Third, states have plenty of notice—nearly four years from the date the bill was signed into law—to decide whether they will continue to participate in Medicaid by adopting the expansions or not. This gives states the opportunity to develop new budgets (indeed, Congress allocated the cost of the entire expansion to the federal government initially, with the cost slowly shifting to the states over a period of six years) to deal with the expansion, or to develop a replacement program in their own states if they decide to do so.

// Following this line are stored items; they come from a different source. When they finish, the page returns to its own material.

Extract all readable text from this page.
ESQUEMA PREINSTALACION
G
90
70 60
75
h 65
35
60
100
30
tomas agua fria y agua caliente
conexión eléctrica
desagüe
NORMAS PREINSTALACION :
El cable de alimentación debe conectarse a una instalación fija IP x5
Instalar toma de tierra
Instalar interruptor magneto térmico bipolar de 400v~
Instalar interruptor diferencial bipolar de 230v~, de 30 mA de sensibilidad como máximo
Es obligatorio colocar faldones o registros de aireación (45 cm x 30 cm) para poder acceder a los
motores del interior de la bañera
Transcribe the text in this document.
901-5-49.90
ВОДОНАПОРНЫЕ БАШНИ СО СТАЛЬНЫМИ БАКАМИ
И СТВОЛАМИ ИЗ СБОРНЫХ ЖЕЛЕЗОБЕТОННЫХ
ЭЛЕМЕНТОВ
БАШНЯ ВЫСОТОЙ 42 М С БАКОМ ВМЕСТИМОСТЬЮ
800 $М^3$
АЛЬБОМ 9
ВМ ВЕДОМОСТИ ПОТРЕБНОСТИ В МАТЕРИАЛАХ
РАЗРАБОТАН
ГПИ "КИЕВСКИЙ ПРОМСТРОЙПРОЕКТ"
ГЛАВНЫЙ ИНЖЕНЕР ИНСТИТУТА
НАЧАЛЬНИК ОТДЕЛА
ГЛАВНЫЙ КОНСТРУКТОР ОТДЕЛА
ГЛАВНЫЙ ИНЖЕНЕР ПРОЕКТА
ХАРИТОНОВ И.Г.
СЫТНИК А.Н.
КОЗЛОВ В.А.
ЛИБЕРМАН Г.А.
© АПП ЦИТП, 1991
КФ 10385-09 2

Fourth, like our sister circuits, we cannot ignore the fact that the states have the power to tax and raise revenue, and therefore can create and fund programs of their own if they do not like Congress’s terms. See Pace, 403 F.3d at 278; Jersey City Pub. Schs., 341 F.3d at 243–44.

Finally, we note that while the state plaintiffs vociferously argue that states who choose not to participate in the expansion will lose all of their Medicaid funding, nothing in the Medicaid Act states that this is a foregone conclusion. Indeed, the Medicaid Act provides HHS with the discretion to withhold all or merely a portion of funding from a noncompliant state. 42 U.S.C. § 1396c; see also West Virginia v. HHS, 289 F.3d at 291–92; Dole, 483 U.S. at 211, 107 S. Ct. at 2798 (finding no coercion when “all South Dakota would lose if she adheres to her chosen course as to a suitable minimum drinking age is 5% of the funds otherwise obtainable under specified highway grant programs”).

Taken together, these factors convince us that the Medicaid-participating states have a real choice—not just in theory but in fact—to participate in the Act’s Medicaid expansion. See Dole, 483 U.S. at 211, 107 S. Ct. at 2798. Where an entity has a real choice, there can be no coercion. See Steward Mach., 301 U.S. at 590, 57 S. Ct. at 892 (noting that in the absence of undue influence, “the law has been guided by a robust common sense which assumes the freedom of the will as a working hypothesis in the solution of its problems”).

Accordingly, the district court’s grant of summary judgment to the government on the Medicaid expansion issue is affirmed.

All excellent points for why the Medicaid expansion is not, in fact, unduly coercive.